I ask you, what could be finer than cycling along a UNESCO World Heritage site (the Rideau Canal), through the campus of my old alma mater and along the gurgling Rideau River to Hog’s Back Park on a warm Indian Summer evening to hear the wonderful Lindsay Buckingham play the guitar?
Of course such a fine outing would be even finer if I had a wonderful lady that loved me along for the night and a crew of good friends scattered amongst the Folk Festival crowd when I got there and whattya know, on September 7th, 2012 I did and I did.

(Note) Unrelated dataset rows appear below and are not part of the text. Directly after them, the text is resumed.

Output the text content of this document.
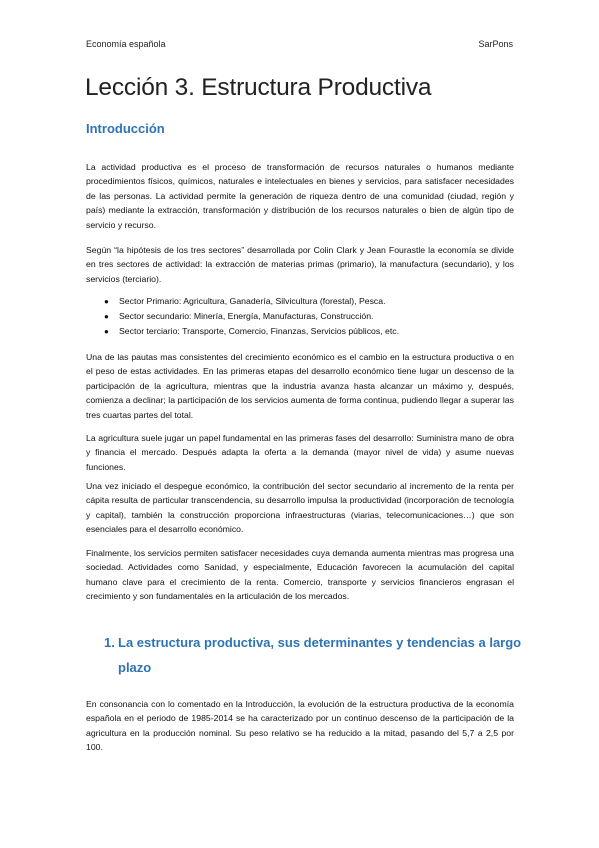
Economía española	SarPons
Lección 3. Estructura Productiva
Introducción

La actividad productiva es el proceso de transformación de recursos naturales o humanos mediante procedimientos físicos, químicos, naturales e intelectuales en bienes y servicios, para satisfacer necesidades de las personas. La actividad permite la generación de riqueza dentro de una comunidad (ciudad, región y país) mediante la extracción, transformación y distribución de los recursos naturales o bien de algún tipo de servicio y recurso.

Según “la hipótesis de los tres sectores” desarrollada por Colin Clark y Jean Fourastle la economía se divide en tres sectores de actividad: la extracción de materias primas (primario), la manufactura (secundario), y los servicios (terciario).

● Sector Primario: Agricultura, Ganadería, Silvicultura (forestal), Pesca.
● Sector secundario: Minería, Energía, Manufacturas, Construcción.
● Sector terciario: Transporte, Comercio, Finanzas, Servicios públicos, etc.

Una de las pautas mas consistentes del crecimiento económico es el cambio en la estructura productiva o en el peso de estas actividades. En las primeras etapas del desarrollo económico tiene lugar un descenso de la participación de la agricultura, mientras que la industria avanza hasta alcanzar un máximo y, después, comienza a declinar; la participación de los servicios aumenta de forma continua, pudiendo llegar a superar las tres cuartas partes del total.

La agricultura suele jugar un papel fundamental en las primeras fases del desarrollo: Suministra mano de obra y financia el mercado. Después adapta la oferta a la demanda (mayor nivel de vida) y asume nuevas funciones.

Una vez iniciado el despegue económico, la contribución del sector secundario al incremento de la renta per cápita resulta de particular transcendencia, su desarrollo impulsa la productividad (incorporación de tecnología y capital), también la construcción proporciona infraestructuras (viarias, telecomunicaciones…) que son esenciales para el desarrollo económico.

Finalmente, los servicios permiten satisfacer necesidades cuya demanda aumenta mientras mas progresa una sociedad. Actividades como Sanidad, y especialmente, Educación favorecen la acumulación del capital humano clave para el crecimiento de la renta. Comercio, transporte y servicios financieros engrasan el crecimiento y son fundamentales en la articulación de los mercados.

1. La estructura productiva, sus determinantes y tendencias a largo plazo

En consonancia con lo comentado en la Introducción, la evolución de la estructura productiva de la economía española en el periodo de 1985-2014 se ha caracterizado por un continuo descenso de la participación de la agricultura en la producción nominal. Su peso relativo se ha reducido a la mitad, pasando del 5,7 a 2,5 por 100.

And of course I did have a great time!
This was maybe the first or second year that the Bluesfest folks had been involved in what had previously been a significantly more grassroots and down-homey festival with less budget and less big names*, and while I really liked the old folkfest it’s proximity (or lack thereof) combined with the lack of heavy hitters (such as Lindsay Buckingham, for instance) kept me away more often than it drew me in, and I think most of my friends could easily say the same. So it was with extra glee that I ate up the pleasant surroundings, drank down several $6 beers and took in such a fine, respectable musical force as Lindsay Buckingham in great company.
Just in case: Lindsay Buckingham is a boy, and he was the guy who transformed Fleetwood Mac from an esotericly well-known British blues band into bona fide FM radio superstars and future legends. Along with Stevie Nicks of course, who joined the band at the same time. Oh, and just in case: Stevie Nicks is a girl.
And I tell you (because you may not know this already), in addition to being one of the greatest pop-rock songwriters California ever produced Lindsay Buckingham is also one heck of a guitar player. Not only did he write the bulk of Fleetwood Mac songs that most people can name off the top of their head**, he comes up with wonderfully innate rock solid chops that are so blatantly musical and subtly brilliant that he’s almost Paul Simon-esque.
Take for example Never Going Back Again – which Buckingham wrote for Fleetwood Mac’s unspeakably brilliant Rumours album – specifically the third bar of his four-bar repeated phrase where three of his fingers effortlessly scroll through a 3/8 feel on top of his solid 4/4 thumbed bass line. Just like the guitar part to Peter Gabriel’s Solsbury Hill it’s one of those curiously simple-sounding yet intricate little off-timed folky guitar riffs that is darn tricky to play once let alone repeating perfectly for the whole damn song.
Anyway, dude’s a really great guitar player whether it sounds like it or not and he put on a heck of a show in the park that night.
And that was it for the Folk Fest for me for 2012. I had played the sidestage the night before and saw Ben Harper do a great headlining slot but looking at the ticket stub I’m guessing I had been given a free full-festival pass. I’m not sure why I skipped out on the next two nights…I guess I just wasn’t very interested in the lineup. I know I was already double-booked for the closing night as I had tickets to see Madonna that evening. In retrospect I should have gone to Folk Fest after all.
*Don’t get me wrong!!!!! The old original Ottawa Folk Festival brought in lots and lots of truly great acts and some big names too, but let’s face it, they never could have afforded acts like Robert Plant, David Byrne, or Van Morrison. Still, please understand that I mean no disrespect to the olde school Folk Festival whatsoever. So lay off.
**Let me help: Second Hand News, Go Your Own Way, The Chain, and Tusk.